API errors (fly-machines/error): Emitted when the Fly API call fails for an app, with warning severity.

Analyzes Fly.io observations to provide deployment and health context:

  • Reports deployment status (completed, in progress, partial, failed) with machine counts and affected regions
  • Groups machines by service and reports running/total counts per region
  • Identifies stopped or suspended machines
  • Reports machines with failing health checks
  • Sets contributingFactor when deployment failures or health check failures are detected
  • Confidence: 0.85

All endpoints require authentication by default.

Lists all configured Fly.io apps with machine status summary.

Response:

{
"apps": [
{
"name": "my-app",
"serviceName": "My App",
"configuredRegions": ["ord", "cdg"],
"activeRegions": ["ord", "cdg"],
"lastFetchTime": "2025-06-15T10:30:00.000Z",
"machineCount": 4,
"runningCount": 4,
"isConsistent": true,
"currentImageDigest": "sha256:abc123...",
"imageDigestCount": 1
}
]
}

The isConsistent field indicates whether all machines are running the same image digest. When false, a deployment may be in progress or partially failed.

Returns detailed machine information for a specific app.

Response:

{
"app": {
"name": "my-app",
"serviceName": "My App"
},
"machines": [
{
"id": "e784079b449483",
"name": "my-app-machine-1",
"state": "started",
"region": "ord",
"instanceId": "01HXYZ...",
"imageRef": {
"repository": "registry.fly.io/my-app",
"tag": "deployment-01HXYZ",
"digest": "sha256:abc123..."
},
"guest": {
"cpu_kind": "shared",
"cpus": 1,
"memory_mb": 256
},
"checks": {
"http": {
"name": "http",
"status": "passing",
"output": "HTTP 200",
"updated_at": "2025-06-15T10:29:00.000Z"
}
},
"recentEvents": [
{
"type": "start",
"status": "started",
"timestamp": "2025-06-15T10:00:00.000Z"
}
],
"createdAt": "2025-06-01T00:00:00.000Z",
"updatedAt": "2025-06-15T10:00:00.000Z"
}
],
"lastFetchTime": "2025-06-15T10:30:00.000Z"
}

The plugin detects deployments by comparing each machine’s instance_id against its previously known value. When an instance ID changes, the machine has been updated — typically as part of a deployment.
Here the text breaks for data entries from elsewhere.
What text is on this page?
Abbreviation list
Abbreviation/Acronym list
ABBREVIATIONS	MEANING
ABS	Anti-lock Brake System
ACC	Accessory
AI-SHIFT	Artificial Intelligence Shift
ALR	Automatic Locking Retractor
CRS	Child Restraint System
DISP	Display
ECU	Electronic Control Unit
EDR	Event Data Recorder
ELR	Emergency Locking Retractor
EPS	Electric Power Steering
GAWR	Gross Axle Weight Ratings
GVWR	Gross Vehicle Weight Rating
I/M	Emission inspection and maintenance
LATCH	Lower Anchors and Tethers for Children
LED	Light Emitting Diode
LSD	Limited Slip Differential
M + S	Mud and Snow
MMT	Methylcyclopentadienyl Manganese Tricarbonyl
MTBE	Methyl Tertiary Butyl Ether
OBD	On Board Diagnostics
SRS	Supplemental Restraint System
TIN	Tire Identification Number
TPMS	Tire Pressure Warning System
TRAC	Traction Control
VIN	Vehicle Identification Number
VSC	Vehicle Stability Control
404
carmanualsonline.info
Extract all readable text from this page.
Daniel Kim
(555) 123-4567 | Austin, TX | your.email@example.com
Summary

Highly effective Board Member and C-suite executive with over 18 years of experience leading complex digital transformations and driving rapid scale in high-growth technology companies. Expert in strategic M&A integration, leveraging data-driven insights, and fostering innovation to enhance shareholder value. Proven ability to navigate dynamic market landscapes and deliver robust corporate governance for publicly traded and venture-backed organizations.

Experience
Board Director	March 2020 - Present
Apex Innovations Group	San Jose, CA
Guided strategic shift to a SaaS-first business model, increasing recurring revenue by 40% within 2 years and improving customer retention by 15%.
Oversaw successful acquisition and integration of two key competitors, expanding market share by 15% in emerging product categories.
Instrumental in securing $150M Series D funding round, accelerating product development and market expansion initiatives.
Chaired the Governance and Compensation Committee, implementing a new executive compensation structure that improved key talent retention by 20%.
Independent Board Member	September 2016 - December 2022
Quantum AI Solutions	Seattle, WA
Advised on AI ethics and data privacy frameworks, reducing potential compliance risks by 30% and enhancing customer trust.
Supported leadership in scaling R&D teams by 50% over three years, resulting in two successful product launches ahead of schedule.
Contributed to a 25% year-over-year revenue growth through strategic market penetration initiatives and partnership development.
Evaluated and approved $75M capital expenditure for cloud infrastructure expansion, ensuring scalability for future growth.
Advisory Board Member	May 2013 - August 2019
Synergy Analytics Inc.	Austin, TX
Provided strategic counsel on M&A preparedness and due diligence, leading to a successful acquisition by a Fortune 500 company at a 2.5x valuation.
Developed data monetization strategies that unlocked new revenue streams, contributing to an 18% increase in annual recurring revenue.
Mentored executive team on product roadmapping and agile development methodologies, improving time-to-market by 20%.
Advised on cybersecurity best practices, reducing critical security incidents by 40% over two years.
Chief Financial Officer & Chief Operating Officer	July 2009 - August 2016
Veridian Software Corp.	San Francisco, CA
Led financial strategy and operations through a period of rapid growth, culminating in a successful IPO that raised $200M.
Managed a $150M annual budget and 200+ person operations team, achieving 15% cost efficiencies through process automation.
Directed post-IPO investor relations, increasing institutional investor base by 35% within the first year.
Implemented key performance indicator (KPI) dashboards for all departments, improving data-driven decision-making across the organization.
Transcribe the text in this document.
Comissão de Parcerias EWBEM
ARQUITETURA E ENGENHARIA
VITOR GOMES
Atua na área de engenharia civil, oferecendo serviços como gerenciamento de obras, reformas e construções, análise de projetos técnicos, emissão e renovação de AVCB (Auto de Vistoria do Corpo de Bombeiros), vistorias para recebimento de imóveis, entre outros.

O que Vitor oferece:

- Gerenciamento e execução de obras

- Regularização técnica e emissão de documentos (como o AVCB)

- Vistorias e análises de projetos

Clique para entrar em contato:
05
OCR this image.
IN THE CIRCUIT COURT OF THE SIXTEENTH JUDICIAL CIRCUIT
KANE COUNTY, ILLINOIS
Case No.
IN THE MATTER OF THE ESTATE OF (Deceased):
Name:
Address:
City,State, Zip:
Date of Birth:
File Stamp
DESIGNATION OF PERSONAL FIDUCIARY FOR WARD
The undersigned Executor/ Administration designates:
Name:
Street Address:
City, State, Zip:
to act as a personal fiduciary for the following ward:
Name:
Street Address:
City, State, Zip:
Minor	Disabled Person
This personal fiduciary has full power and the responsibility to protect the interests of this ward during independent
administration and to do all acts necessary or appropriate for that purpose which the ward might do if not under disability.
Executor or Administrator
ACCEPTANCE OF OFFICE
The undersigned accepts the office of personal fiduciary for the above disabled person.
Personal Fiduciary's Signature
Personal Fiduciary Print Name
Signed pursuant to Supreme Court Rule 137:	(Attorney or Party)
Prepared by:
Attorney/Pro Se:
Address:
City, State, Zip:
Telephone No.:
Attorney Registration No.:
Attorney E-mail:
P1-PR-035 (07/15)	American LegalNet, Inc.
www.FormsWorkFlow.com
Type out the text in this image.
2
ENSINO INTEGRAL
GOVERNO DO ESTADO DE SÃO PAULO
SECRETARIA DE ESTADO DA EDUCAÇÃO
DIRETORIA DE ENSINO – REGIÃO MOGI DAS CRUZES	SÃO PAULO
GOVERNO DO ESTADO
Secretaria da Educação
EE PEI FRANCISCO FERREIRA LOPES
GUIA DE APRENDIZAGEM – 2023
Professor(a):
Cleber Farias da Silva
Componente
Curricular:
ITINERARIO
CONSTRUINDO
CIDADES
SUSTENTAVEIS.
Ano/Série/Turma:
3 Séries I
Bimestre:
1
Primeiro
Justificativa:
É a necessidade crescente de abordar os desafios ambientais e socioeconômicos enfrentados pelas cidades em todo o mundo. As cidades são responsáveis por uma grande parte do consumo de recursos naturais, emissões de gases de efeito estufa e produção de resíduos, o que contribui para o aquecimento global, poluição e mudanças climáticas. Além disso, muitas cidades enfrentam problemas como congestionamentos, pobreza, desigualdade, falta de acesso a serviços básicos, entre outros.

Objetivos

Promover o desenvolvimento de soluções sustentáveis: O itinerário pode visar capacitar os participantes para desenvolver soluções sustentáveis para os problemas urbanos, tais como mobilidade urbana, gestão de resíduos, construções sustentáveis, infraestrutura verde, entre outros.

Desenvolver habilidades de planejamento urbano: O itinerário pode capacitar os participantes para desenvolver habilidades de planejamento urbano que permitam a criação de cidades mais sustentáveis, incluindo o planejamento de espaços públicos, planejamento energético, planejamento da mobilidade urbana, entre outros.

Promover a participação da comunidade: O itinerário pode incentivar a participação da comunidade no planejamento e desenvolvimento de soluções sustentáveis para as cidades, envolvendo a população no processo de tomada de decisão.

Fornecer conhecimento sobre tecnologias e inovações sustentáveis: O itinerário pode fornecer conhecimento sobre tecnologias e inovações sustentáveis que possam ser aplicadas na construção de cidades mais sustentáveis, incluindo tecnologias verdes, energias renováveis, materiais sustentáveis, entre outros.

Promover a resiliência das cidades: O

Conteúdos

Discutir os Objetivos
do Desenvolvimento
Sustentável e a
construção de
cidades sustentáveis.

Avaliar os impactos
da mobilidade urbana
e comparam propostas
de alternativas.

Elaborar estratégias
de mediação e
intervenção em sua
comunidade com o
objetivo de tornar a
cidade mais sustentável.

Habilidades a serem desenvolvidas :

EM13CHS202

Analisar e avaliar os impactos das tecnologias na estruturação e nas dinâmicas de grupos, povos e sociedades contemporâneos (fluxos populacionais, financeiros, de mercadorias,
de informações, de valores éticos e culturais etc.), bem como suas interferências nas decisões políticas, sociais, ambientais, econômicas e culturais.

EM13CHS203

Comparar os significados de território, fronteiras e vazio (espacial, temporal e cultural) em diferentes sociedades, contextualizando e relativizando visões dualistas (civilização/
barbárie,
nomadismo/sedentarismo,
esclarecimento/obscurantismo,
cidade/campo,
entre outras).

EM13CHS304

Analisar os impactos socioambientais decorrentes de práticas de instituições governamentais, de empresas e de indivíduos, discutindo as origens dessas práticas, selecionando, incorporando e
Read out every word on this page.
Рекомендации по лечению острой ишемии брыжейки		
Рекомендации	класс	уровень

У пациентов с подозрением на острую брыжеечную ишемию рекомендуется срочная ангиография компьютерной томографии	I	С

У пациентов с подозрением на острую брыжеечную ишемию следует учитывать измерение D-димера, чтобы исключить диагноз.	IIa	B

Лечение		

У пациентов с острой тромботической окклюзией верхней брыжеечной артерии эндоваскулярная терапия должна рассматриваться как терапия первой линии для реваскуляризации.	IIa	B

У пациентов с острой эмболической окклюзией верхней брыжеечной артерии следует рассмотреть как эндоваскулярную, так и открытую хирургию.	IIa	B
Machines with the same new image digest are grouped into a single deployment event. The deployment status is determined by the states of the affected machines:

StatusCondition
completedAll affected machines are in the started state
in_progressMachines are still transitioning (not all started, none failed)
partialSome machines started, some failed (destroyed or replacing)
failedAll affected machines failed
import { createAgent } from 'zupdev';
import { flyMachines } from 'zupdev/plugins/fly-machines';
const agent = await createAgent({
name: 'fly-monitor',
mode: 'continuous',
loopInterval: 30000,
api: {
port: 3000,
auth: {
apiKeys: [{ key: process.env.API_KEY!, name: 'admin' }],
},
},
plugins: [
flyMachines({
auth: { token: process.env.FLY_API_TOKEN! },
pollIntervalMs: 60000,
maxMachinesPerApp: 50,
apps: [
{
name: 'api-prod',
serviceName: 'API (Production)',
regions: ['ord', 'cdg', 'nrt'],
},
{
name: 'worker-prod',
serviceName: 'Background Worker',
metadata: { role: 'worker' },
},
{
name: 'api-staging',
serviceName: 'API (Staging)',
regions: ['ord'],
},
],
}),
],
});
const server = agent.startApi({ port: 3000 });
await agent.start();

Three Fly.io apps are monitored across multiple regions. The API production app is filtered to three specific regions; the worker app filters by metadata. Deployments are detected automatically when machines update their instance IDs. Machine health checks are tracked and surfaced as observations. The REST API on port 3000 provides on-demand machine and deployment status.